As the third wave of Covid-19 lingers, the Hong Kong government is compelled to give struggling businesses another shot in the arm. The dosage, however, is not as high as before, and understandably so. There is, after all, a limit to how much more can be drawn from the city’s dwindling coffers. That makes managing fiscal health as important as public health, especially when the two may well deteriorate during a prolonged epidemic.

Having spent more than HK$287 billion in the budget and two rounds of relief measures, the latest HK$24 billion package will further cut the city’s reserves to HK$800 billion, just enough for a year or so of government spending. With only HK$4.5 billion set aside for the jobless subsidy scheme and support for tourism, catering and other trades hit by health restrictions, a lukewarm response is to be expected.

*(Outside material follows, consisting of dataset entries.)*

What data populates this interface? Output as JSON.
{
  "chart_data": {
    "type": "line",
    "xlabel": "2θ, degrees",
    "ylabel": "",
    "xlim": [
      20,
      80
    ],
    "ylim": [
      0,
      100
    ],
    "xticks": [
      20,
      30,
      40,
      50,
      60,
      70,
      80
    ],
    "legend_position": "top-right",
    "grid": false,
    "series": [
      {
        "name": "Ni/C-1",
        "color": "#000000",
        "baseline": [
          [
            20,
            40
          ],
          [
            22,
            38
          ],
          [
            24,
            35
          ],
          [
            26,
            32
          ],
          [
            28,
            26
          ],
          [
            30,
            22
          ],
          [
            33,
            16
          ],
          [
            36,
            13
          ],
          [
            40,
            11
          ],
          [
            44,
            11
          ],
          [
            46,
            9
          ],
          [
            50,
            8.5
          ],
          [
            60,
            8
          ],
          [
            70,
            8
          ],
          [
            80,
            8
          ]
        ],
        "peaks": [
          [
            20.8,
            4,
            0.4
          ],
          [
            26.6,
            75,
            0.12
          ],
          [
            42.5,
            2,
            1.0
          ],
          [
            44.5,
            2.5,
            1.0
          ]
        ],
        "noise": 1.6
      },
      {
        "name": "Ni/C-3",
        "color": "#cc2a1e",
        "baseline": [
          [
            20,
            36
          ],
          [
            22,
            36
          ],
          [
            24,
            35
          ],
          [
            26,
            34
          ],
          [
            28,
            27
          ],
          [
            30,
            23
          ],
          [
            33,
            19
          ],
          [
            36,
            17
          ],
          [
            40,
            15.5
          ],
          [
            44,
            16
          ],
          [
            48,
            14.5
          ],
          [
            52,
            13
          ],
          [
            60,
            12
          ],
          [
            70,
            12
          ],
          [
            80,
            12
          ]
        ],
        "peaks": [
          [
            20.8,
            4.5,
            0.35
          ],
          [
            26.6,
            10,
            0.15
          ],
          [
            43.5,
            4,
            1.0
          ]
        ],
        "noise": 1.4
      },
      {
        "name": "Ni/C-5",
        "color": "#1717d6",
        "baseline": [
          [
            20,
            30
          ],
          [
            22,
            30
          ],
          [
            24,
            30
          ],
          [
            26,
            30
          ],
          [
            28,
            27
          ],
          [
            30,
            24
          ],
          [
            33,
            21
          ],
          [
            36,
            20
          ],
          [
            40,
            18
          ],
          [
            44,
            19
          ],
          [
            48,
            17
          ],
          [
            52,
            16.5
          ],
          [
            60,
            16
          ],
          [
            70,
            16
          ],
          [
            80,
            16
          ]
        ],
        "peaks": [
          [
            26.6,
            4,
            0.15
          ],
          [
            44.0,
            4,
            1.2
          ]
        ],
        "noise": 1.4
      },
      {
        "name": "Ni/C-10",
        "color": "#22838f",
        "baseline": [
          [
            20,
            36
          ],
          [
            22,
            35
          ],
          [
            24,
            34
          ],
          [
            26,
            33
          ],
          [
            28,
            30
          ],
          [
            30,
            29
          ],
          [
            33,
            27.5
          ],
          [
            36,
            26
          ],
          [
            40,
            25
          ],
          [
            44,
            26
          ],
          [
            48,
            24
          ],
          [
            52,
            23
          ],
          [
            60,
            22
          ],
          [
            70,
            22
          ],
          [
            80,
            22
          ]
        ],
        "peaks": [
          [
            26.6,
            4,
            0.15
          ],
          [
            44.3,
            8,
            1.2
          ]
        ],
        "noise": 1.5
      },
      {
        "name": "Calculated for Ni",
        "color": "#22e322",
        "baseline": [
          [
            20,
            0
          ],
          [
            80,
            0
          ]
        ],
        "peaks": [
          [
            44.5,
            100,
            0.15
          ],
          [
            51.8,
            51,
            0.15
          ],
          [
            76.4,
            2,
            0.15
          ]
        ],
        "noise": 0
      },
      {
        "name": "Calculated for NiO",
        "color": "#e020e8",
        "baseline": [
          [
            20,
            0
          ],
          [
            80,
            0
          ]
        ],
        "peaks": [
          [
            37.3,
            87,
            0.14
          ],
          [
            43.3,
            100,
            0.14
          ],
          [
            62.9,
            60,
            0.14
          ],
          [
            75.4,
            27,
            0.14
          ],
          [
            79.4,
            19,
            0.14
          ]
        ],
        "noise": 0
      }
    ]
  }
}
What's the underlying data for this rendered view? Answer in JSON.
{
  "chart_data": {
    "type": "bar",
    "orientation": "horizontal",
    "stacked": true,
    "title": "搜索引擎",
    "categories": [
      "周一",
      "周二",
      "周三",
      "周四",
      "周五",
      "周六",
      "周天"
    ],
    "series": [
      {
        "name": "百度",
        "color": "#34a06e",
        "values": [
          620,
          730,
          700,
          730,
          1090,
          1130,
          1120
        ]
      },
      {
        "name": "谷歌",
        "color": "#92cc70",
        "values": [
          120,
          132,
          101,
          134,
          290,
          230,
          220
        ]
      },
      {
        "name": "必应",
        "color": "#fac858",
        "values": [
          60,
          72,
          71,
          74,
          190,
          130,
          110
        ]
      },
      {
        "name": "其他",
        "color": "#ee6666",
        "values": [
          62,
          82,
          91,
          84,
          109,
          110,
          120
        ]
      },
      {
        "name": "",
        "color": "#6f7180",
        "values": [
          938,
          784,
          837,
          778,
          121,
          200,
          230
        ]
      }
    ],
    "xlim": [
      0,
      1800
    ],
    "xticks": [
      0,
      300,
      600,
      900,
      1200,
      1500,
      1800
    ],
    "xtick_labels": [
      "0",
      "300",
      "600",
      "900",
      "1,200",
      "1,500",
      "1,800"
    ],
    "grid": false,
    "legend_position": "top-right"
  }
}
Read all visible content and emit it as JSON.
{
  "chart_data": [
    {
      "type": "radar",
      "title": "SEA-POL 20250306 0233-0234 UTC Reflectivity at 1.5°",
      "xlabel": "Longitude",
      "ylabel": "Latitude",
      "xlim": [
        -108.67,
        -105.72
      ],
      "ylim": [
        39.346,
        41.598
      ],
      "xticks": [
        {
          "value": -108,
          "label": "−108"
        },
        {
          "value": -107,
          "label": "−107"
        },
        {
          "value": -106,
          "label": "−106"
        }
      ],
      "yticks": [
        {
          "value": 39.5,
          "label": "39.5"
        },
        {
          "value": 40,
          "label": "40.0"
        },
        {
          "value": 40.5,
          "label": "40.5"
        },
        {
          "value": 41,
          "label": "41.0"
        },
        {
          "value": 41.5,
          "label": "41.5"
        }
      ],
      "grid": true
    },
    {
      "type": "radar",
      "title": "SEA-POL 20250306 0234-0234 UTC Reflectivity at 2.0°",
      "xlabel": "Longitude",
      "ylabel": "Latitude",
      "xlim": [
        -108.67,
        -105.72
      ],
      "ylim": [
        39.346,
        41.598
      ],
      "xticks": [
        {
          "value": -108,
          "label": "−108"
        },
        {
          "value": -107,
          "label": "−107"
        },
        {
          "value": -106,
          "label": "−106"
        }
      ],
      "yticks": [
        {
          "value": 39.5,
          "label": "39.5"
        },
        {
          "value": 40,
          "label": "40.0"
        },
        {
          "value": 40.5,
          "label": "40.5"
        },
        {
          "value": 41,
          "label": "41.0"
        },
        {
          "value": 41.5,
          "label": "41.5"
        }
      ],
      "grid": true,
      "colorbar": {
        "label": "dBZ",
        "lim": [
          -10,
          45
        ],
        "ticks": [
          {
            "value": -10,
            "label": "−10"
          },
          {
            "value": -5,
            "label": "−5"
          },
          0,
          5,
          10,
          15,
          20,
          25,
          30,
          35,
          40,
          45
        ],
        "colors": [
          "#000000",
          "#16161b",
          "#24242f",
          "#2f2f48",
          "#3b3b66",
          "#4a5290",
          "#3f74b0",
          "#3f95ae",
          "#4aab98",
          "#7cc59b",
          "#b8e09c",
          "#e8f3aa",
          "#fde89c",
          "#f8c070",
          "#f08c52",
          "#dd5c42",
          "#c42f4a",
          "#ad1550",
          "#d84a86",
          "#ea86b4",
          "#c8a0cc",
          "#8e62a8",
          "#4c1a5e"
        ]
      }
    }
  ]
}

Nine months into the worst pandemic in a century, citizens around the world rightly turn to the authorities for some relief. In Hong Kong, expectations are further built on years of largesse in the government’s annual budget. This is probably why no sooner had the HK$10,000 cash handout been put into the pockets of the people than there were calls for another HK$5,000 in next year’s budget. We trust the finance chief will get his priorities right.

The city is fortunate enough to have accumulated enviable reserves – previously HK$1.1 trillion – despite recurrent social investment programmes and populistic budgetary measures over the years. But if the epidemic continues unchecked, even the fattest coffers will be slimmed down in the long run. Reserves have now fallen by more than a quarter to the same level in 2003 following the severe acute respiratory syndrome (Sars) epidemic.

A drop in applications for the government’s second round of wage subsidies has fuelled speculation that more companies are opting for downsizing and lay-offs rather than financial aid. Thankfully, a gradual easing of health and social-distancing restrictions means economic activities are picking up again. Ensuring the epidemic is kept under control is the best way forward for the economy. Recent fluctuations and economic headwinds underline the importance of fiscal prudence.